Among the most fundamental optical properties of a material is its absorption of light. Spectrally-resolved absorption has long been used to study atomic structure1 and provides a “fingerprint” for identifying atomic and molecular species. With the addition of a moderately intense laser field, the absorption spectrum can be modified, allowing measurement of and demonstrating control over the electron dynamics in the atom on ultrafast timescales. Laser-dressed absorption measurements have recently demonstrated controllable EIT-like phenomena in atoms at extreme ultraviolet (XUV)2 and x-ray3 wavelengths. More recently, transient changes in the absorption of an isolated attosecond pulse in the presence of a synchronized few-cycle laser pulse were observed in valence electron wavepackets in field-ionized krypton4, autoionizing states of argon5 and Stark-shifted excited states of helium6, allowing measurement of electron dynamics on the few-femtosecond and even sub-laser-cycle timescale. Here, we study the absorption of an isolated attosecond pulse in the vicinity of the helium absorption line manifold corresponding to excitation of an electron from the ground state (1s2) to the 1snp excited states. By adding a moderately intense (~1013 W/cm2) near infrared (NIR) few-cycle laser field, new absorption features appear that correspond to laser-induced “virtual” intermediate states in the two-color multi-photon excitation of 1sns and 1snd states, for which direct dipole transitions from the ground state through the absorption of XUV light are forbidden. By changing the delay between the attosecond pulse and the NIR laser field, the absorption strengths of the virtual state absorption features are modulated on the attosecond timescale. These modulations highlight the mechanisms behind the time-dependent formation of spectrally narrow absorption features, as they result from spectral interference in the dipole emission of the laser-driven atom. The strong bound-bound and bound-continuum state couplings enabled by the strong laser are further revealed through energy level shifts, such as Autler-Townes splitting as well as strong AC (“alternating current”, as in the oscillating electric field of the laser) Stark and ponderomotive shifts of the 1snp states which evolve on the sub-cycle timescale.

Results

The experiment (Fig. 1a, Methods) was performed using the attosecond transient absorption technique4,5,6, in which the absorption of an isolated attosecond pulse is measured in the presence of a delayed laser field. The experimental setup combines the high temporal resolution afforded by the isolated attosecond probe pulse in an actively stabilized interferometer7 with the high spectral resolution of XUV absorption spectroscopy8. Compared to attosecond photoelectron spectroscopy9, the attosecond transient absorption technique allows direct and simultaneous observation of the excited state dynamics and quantum interferences both above and below the ionization potential. Bound and continuum state dynamics can therefore be measured with high fidelity in low-intensity laser fields, where the probability of ionization (and therefore the photoelectron yield) is small, as well as in high-intensity laser fields where the contribution of multiple ionization channels complicates the interpretation of photoelectron spectra.

Figure 1
figure 1

Laser-dressed attosecond XUV absorption in helium.

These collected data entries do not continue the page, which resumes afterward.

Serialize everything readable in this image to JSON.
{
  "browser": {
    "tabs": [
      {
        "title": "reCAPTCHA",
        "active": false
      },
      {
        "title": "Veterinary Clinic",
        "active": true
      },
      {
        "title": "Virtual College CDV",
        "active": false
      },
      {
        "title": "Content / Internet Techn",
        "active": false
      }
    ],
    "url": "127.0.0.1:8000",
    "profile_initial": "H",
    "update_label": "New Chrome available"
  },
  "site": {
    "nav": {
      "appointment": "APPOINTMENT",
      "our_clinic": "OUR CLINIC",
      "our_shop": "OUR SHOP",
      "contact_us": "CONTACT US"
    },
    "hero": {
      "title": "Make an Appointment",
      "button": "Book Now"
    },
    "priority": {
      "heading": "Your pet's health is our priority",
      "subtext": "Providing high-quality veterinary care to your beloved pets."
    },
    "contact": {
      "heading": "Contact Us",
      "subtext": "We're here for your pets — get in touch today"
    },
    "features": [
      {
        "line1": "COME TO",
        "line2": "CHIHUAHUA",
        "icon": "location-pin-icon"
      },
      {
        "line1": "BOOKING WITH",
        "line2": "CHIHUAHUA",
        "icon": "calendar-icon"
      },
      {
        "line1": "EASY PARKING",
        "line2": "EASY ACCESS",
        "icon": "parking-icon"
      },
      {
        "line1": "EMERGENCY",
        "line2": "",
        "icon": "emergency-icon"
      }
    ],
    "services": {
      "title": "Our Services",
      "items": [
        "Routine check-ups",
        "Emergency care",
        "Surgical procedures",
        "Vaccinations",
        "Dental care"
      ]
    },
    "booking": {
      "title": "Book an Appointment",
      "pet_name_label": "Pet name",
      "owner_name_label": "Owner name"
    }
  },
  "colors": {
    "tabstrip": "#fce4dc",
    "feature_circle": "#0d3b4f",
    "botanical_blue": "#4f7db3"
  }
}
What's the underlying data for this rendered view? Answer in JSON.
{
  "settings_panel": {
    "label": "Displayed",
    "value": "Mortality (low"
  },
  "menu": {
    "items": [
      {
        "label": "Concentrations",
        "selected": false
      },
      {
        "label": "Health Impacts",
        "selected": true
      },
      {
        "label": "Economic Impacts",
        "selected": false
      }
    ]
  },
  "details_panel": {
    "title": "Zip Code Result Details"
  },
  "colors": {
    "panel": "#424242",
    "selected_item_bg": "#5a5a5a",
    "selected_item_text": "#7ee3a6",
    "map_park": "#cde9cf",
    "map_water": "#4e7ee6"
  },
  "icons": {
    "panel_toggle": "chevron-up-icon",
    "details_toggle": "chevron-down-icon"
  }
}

(a) Schematic of experimental setup for attosecond transient absorption. FM: focusing mirror, GDOG: generalized double optical gating optics (see Methods), GC1: argon or xenon-backed gas cell for attosecond pulse generation, Al: aluminum foil filter, TM: toroidal mirror, FL: focusing lens, HM: hole-drilled recombination mirror, GC2: helium-backed gas cell for absorption measurements, FFG: flat-field XUV grating, MCP: microchannel plate and phosphor screen detector. (b) Helium 1snp energy level diagram showing schematic XUV spectrum and states accessible for excitation by the attosecond pulse. (c) Measured absorbance spectrum as a function of the dressing laser intensity when the attosecond XUV pulse overlaps in time with the peak of the NIR laser pulse. The dotted lines trace the Stark-shifted absorption lines. At an intensity of ~2.5×1012 W/cm2, several new absorption features appear in the vicinity of the 1s2p state, which dynamically evolve as the laser intensity is increased.

Fig. 1b shows the energy level diagram of the helium 1snp excited states10, which extend from 21 eV above the ground state to the first ionization potential at 24.58 eV, along with the absorbance measured as a function of the dressing laser intensity at a fixed time delay where the peak of the NIR laser pulse overlaps with the attosecond pulse. The broad, continuous spectrum of the isolated attosecond pulse allows us to observe the absorption lines corresponding to each individual state as well as the absorption above the ionization potential simultaneously. At the lowest dressing laser intensities, the absorption features corresponding to the 1snp excited state manifold can hardly be seen, since these states have long (~nanosecond) lifetimes corresponding to absorption line widths below 1 μeV11. Such narrow features cannot be observed with the XUV spectrometer, which has a resolution of ~50 meV. As the intensity of the dressing laser is increased, however, the lifetimes of the excited states are reduced, resulting in relatively broadened absorption lines. More interestingly, the absorption in the vicinity of the 1snp excited state manifold is changed significantly with the addition of the strong laser field12,13,14. For the 1s3p (23.09 eV) and higher-lying states (leading to the absorption edge at the ionization potential), these changes amount to energy shifts of the absorption lines, which correspond to AC Stark6 and ponderomotive shifts. However the laser-dressed 1s2p absorption line, which was not observed in previous experiments, exhibits more complicated structure, including energy level splitting and the formation of new absorption sub-structures (near 22 eV, becoming prominent at intensities above ~2×1012 W/cm2) in addition to a relatively small AC Stark shift.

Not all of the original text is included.